For the past 5 months, I have been training to run the New York City Marathon. To say that it has been hard would be a massive understatement. Through the grueling exercise, I’ve relied on my training and experience as a professional therapist. I have relied on lessons that I share with my own clients in therapy. I’ve realized how therapy helps me train for a marathon. I’m sharing what I’ve learned in the hopes that therapy can be of value to you too.
Therapy Win #1: Goal Setting
When I told my dad that I was going to run the NYC Marathon this year, his initial response was “Why do you want to do that?” Keep in mind he has run the New York City Marathon twice, and has completed several others around New York.
Yet, by the conclusion of our conversation, he was ready to buy a plane ticket to come cheer me on. He pumped enthusiastically over the phone “Good for you!”
Getting back to his original question and my response: I told my father that running a marathon “… is something I want to accomplish. I want to set a goal. I need something to focus on and organize my physical fitness around.”
I’ve watched the NYC marathon almost every year since I moved to New York 15 years ago. Each and every time it brings me to tears. I am so inspired by, and have such admiration for, the individuals choosing to endure this test of their mind and body. I am always grateful that I, and now my daughter, have the opportunity to witness and cheer on people of all ages, races, body types, and physical abilities fighting to complete the marathon.
Last year, I realized I wanted to be one of those people.
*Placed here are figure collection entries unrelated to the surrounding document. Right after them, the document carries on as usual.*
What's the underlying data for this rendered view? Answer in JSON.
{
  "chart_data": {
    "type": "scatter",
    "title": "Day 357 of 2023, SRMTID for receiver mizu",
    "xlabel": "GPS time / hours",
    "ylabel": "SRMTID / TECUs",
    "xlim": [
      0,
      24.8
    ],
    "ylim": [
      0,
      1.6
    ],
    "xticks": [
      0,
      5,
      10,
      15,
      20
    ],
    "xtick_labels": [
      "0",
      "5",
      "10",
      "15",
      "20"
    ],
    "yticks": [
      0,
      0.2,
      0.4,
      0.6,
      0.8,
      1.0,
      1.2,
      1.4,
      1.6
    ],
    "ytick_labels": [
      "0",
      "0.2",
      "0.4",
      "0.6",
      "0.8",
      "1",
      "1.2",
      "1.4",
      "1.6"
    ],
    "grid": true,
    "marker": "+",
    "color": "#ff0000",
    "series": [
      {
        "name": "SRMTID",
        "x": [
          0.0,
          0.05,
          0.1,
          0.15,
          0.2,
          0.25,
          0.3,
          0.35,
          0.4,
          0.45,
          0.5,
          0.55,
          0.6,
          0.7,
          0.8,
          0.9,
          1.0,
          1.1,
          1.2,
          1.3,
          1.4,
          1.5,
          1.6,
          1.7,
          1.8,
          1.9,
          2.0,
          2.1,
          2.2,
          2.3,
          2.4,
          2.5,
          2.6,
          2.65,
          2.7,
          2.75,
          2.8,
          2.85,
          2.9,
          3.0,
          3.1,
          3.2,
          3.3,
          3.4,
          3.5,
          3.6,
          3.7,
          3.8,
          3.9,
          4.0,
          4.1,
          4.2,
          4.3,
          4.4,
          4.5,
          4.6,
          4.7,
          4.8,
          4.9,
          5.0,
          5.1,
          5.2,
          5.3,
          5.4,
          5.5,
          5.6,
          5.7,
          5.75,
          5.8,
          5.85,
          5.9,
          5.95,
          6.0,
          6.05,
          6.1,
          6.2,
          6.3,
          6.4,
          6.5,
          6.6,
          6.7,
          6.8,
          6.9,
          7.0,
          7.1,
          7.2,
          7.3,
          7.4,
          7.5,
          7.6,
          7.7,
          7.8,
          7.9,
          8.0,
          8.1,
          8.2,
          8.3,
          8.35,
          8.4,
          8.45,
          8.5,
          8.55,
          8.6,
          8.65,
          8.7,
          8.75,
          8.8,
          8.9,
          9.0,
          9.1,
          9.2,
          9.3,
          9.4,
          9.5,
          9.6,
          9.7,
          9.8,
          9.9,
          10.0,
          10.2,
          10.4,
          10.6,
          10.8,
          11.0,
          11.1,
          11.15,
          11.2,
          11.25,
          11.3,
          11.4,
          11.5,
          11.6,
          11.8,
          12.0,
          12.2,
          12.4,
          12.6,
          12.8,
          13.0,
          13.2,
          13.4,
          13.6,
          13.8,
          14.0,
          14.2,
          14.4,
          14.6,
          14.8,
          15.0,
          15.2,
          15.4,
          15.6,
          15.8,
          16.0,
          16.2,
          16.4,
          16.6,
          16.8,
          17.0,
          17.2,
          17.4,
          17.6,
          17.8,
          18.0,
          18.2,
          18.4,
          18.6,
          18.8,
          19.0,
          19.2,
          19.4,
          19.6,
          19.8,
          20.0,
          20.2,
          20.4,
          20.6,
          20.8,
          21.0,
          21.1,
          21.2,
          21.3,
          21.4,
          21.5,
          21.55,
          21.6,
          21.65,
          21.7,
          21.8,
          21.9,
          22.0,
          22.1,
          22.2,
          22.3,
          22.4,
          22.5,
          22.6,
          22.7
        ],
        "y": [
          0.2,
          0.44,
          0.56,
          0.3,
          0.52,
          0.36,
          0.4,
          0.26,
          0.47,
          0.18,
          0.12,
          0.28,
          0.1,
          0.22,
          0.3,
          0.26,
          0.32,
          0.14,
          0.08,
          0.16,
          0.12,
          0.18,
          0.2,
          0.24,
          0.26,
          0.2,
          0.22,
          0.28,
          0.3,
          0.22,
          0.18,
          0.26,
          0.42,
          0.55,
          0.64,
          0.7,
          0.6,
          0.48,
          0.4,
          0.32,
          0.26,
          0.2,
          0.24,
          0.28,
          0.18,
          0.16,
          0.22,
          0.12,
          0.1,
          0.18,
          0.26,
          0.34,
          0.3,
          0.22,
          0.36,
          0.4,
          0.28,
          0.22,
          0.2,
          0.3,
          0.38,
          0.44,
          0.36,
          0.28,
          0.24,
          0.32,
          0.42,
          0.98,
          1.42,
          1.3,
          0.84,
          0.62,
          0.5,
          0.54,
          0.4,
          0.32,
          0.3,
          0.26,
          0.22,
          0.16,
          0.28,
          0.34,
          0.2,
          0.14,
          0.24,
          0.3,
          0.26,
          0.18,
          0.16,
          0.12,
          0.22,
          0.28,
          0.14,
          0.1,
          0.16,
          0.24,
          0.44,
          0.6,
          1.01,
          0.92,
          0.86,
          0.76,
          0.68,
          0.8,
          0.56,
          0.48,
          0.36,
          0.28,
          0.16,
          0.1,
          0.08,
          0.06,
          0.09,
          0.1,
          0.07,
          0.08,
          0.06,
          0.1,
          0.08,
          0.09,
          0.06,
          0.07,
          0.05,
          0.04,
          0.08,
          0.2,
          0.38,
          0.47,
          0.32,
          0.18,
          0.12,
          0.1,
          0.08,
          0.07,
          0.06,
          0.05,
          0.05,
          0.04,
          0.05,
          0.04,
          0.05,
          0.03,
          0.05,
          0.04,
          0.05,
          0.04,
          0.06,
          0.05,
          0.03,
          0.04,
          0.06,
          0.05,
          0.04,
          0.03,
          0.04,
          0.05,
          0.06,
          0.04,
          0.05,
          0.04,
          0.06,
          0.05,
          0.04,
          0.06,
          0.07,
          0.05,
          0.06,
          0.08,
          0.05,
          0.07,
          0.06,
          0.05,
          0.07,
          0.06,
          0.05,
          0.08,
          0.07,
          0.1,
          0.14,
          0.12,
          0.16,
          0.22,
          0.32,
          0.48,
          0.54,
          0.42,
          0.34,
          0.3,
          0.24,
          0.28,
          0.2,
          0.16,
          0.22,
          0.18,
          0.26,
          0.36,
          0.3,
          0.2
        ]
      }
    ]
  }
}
I was curious what it would feel like for me.
Therapy Win #2: Vulnerability
In January of this year, I took a first step. I entered the lottery to be allowed to run the race. I didn’t get in, which meant that I could not enter as a regular runner. I then chose to enter with a charity group, which is another way to be allowed to run the marathon.
By choosing to run for charity, I knew I would need to announce my marathon plans to others, so I could raise the required money. I knew that once I did this, there would be no turning back. I would have to train for a marathon. I would have to try to run the entire marathon – all 26.2 miles. This would be my first of many acts of vulnerability and courage. And so off to write my Facebook post, I went.
Therapy Win #3: Values Light the Way
At the beginning of my marathon training, I ran 3-5 miles, two to three times per week. I was also working out on days when I wasn’t running. I was confident that if I followed a training plan (of which there are many), I could build up the necessary stamina to get to the finish line. I reviewed the plan I chose, and I thought to myself, “I can do that. Besides these long runs, it’s not that different from my current routine.”
I learned very quickly this training was VERY different than my current routine. This marathon training was going to be much harder physically and mentally than I initially thought. I heard a voice inside my head say, “Are you sure you want to do this?” Part of me screamed back, “No, I don’t! This stinks!”
When I chose to begin this journey, to step into the arena of the marathon, I spent time considering what values I needed to take with me. I landed on commitment and perseverance. I’ve leaned into those values and worked to quiet (not silence) that voice wanting me to quit. I’ve leaned into those values to give myself permission to feel frustrated, exhausted, and at times, sad.
Notably, I also gave myself permission to request help! Fortunately, I did receive some help when I asked for it. That help from outside of my own self has helped me persevere for those first few months of training. They were so hard – I am so grateful for the assistance from those around me.
Therapy Win #4: Self-Compassion is a Practice
I’m five weeks away from the marathon and my body hurts. A month ago, I once again felt pretty demoralized. I wasn’t confident in my ability to get to the finish line. I felt the tug to quit. I felt the tug to hide my pain. I felt that pull – and once again I leaned into my values. I chose to release the rope that was keeping me tied to feel shame and blame.
I also checked in with the permission slips I’d previously written, and I wrote a few more.